Background: The intratracheal instillation of recombinant human interleukin-5 (rhIL-5) into isolated lungs from sensitized and antigen-boosted guinea pigs is followed by enhanced responses to platelet-activating factor (PAF).
Methods: Modulation by nedocromil sodium of rhIL-5-dependent hyperresponsiveness to PAF was investigated. Perfused lungs from guinea pigs actively sensitized to ovalbumin were injected intratracheally with 300 ng rhIL-5 followed by PAF (10 and 100 ng intraarterially).

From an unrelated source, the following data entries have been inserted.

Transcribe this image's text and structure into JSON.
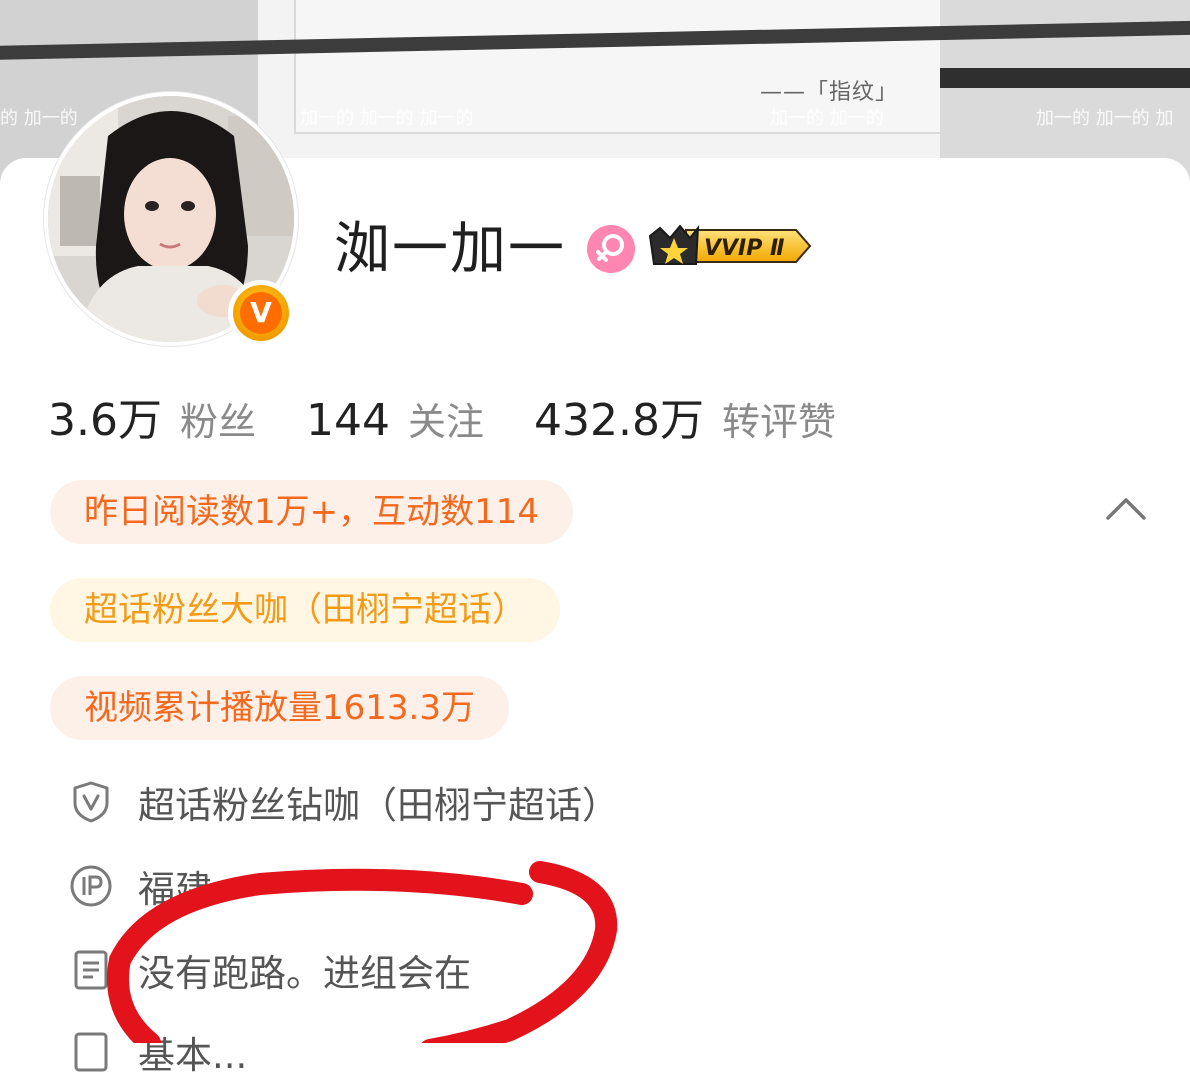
{
  "cover": {
    "caption": "——「指纹」",
    "watermark_1": "的 加一的",
    "watermark_2": "加一的 加一的 加一的",
    "watermark_3": "加一的 加一的",
    "watermark_4": "加一的 加一的 加"
  },
  "profile": {
    "name": "洳一加一",
    "gender_icon": "female-icon",
    "membership_badge": "VVIP Ⅱ",
    "verified_badge_letter": "V"
  },
  "stats": [
    {
      "value": "3.6万",
      "label": "粉丝"
    },
    {
      "value": "144",
      "label": "关注"
    },
    {
      "value": "432.8万",
      "label": "转评赞"
    }
  ],
  "tags": {
    "reading": "昨日阅读数1万+，互动数114",
    "super_topic_fan": "超话粉丝大咖（田栩宁超话）",
    "video_plays": "视频累计播放量1613.3万"
  },
  "info": {
    "super_topic_diamond": "超话粉丝钻咖（田栩宁超话）",
    "ip_location": "福建",
    "bio": "没有跑路。进组会在",
    "partial_row": "基本..."
  },
  "colors": {
    "tag_orange": "#f36a1f",
    "tag_gold": "#f39a17",
    "annotation_red": "#e3131b"
  }
}
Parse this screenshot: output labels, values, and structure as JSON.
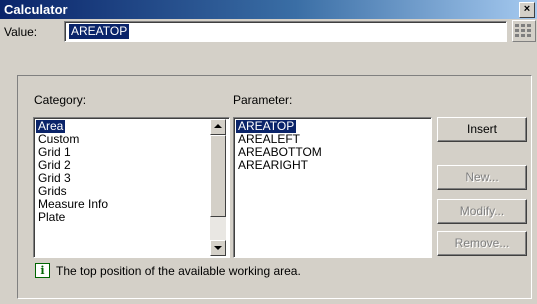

Results: No inhibition of rhIL-5-induced increased bronchoconstriction and release of thromboxane (TX)B2 and histamine by PAF was observed when nedocromil sodium (10 mumol/L) was perfused into the lungs. In contrast, when guinea pigs were treated for 2 days (30 mg/kg twice a day), eosinophil recruitment into the bronchoalveolar lavage fluid and hyperresponsiveness to PAF were markedly reduced (100% [p < 0.001]; around 70% [p < 0.05] and around 90% [p < 0.001] inhibition for bronchoconstriction, TXB2 and histamine release, respectively).
Conclusion: Our results indicate that nedocromil sodium prevents the rhIL-5-induced lung hyperresponsiveness to PAF and the eosinophil migration into the airways only when it is administered in vivo. It is thus suggested that nedocromil sodium interferes with the development of airway inflammation by inhibiting the recruitment in the lung of a target on which PAF and IL-5 interact.